Тем более, что Боуи так и не выпустил в 90-х ни одной великой пластинки. Их, собственно, было четыре оригинальных, если не считать саундтрека к фильму „Будда из пригорода", - каждая со своим фокусом. Воздушную, настоенную на „черной" музыке „Black Tie White Noise" списали на предпраздничное настроение Боуи - он сочинил ее к своей свадьбе с Иман Абдул Маджид, разумеется, манекенщицей. Труднее всего было с тем, что по сию пору называют „1 .Outside", хотя ни номера второго, ни номера третьего „Outside" уже не предвидится. Какие-то критики объявили диск „долгожданным возвращением Боуи", но большинство сошлось на том, что запись перепродюсирована: там встретились интересы Боуи, Ино и Ривза Гэбриела, который после Tin Machine стал для Дэвида посто-янным соавтором, у каждого была своя кон-цепция звука, свои представления о том, как должно выглядеть современнное произведение искусства. Пластинку записали в неудачи. Хотя ничего более пугающего, чем трек „I'm Deranged", поп-музыка еще не производила - и это непреложный факт, потому что им открыл свой фильм „Дорога в никуда" Дэвид Линч, человек с безупречным слухом на все потустороннее. Вместе с „1.Outside" в поп-музыку пришло что-то, что больше, чем поп-музыка, и больше, чем поп-культура в целом - а именно энергия саморазрушения, облеченная не в какие-то там экстремальные прикиды, а в самые что ни на есть респектабельные одежды. Простая выходка скучающих гениев - создать историю про убийство и расчленение ребенка с характерным именем Baby Grace, в которой будет искать виновников детектив Натан Адлер, - была чересчур стилистически выдержанной. Обратная сторона празднично выглядящей поп-культуры показала на миг свою настоящую мину и скрылась - скрылась так надежно, что ни Боуи, ни Ино, раздававшие обещания продолжить в скором времени цикл и сделать из истории Натана Адлера трилогию, так и не смогли к ней вернуться. Так мир и не узнал, кто расчленил Бэби Грейс и было ли это актом искусства или же просто варварским убийством, искусством прикинувшимся...

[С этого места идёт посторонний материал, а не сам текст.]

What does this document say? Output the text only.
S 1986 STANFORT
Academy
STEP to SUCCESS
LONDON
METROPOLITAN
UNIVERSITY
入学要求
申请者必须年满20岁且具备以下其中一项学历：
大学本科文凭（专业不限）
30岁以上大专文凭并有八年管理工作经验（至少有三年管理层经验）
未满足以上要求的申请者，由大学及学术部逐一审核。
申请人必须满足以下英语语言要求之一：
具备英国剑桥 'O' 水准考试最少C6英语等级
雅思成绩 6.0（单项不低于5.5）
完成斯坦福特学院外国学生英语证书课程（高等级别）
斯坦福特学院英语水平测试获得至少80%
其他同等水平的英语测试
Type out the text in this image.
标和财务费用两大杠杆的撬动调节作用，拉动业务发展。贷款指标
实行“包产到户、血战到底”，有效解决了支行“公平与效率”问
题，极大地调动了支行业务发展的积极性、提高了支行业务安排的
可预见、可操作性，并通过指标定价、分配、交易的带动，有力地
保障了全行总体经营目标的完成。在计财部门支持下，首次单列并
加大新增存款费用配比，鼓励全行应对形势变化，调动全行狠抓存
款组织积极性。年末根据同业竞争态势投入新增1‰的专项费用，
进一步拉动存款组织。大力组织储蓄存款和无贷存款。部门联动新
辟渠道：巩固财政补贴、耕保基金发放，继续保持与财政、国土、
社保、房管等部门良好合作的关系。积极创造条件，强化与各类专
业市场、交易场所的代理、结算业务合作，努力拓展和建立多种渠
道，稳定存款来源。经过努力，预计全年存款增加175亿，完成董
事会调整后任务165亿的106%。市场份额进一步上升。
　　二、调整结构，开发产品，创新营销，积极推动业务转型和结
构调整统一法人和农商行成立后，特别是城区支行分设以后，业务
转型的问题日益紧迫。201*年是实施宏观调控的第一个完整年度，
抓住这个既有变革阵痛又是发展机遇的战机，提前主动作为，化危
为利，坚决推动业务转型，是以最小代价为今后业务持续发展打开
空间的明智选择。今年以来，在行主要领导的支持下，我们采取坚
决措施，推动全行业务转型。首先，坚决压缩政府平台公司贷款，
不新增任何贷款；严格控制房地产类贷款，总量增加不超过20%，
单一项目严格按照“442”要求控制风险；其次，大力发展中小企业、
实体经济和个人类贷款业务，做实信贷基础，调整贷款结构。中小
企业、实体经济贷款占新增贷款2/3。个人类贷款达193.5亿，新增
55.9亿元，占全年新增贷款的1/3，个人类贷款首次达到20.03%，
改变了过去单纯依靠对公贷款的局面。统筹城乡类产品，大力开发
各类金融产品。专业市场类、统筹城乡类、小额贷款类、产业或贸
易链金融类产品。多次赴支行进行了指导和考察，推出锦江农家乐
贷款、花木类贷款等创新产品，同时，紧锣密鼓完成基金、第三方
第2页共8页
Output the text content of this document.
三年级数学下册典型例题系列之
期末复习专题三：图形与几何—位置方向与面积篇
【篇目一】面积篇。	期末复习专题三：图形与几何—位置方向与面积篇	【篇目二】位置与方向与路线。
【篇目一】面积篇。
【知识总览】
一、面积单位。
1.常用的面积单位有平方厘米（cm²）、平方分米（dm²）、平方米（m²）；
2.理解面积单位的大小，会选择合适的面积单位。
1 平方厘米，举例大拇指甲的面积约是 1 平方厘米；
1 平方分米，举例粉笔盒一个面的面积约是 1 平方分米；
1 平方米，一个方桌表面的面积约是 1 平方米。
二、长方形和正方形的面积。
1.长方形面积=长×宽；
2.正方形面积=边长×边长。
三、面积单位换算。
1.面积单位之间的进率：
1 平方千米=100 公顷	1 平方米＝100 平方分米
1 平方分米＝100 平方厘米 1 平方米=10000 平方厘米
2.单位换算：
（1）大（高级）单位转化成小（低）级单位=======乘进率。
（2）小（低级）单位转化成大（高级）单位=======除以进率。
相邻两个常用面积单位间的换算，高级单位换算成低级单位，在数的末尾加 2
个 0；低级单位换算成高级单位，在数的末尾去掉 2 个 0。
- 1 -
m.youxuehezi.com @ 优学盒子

Затем был не слишком удачный эксперимент по созданию поп-разновидности драм-н-бэйса, по поводу которого Боуи обвинили в залезании на чужие территории. Это только теперь стало ясно, что он опять сделал раньше всех то, чем прочие занялись чуть погодя самым что ни на есть тотальным образом. Музыка „Earthling", однако, была совсем не похожа на тот драм-н-бэйс, что ныне слышен в каждой второй поп-песне. Была она грузная, прямолинейная, очень плотная и по сути своей не предназначенная для широкого прослушивания. Типичный наследник берлинской трилогии Боуи, только поспевший не ко времени и не так изящно отделанный. Но как бы то ни было - очень для Боуи характерный.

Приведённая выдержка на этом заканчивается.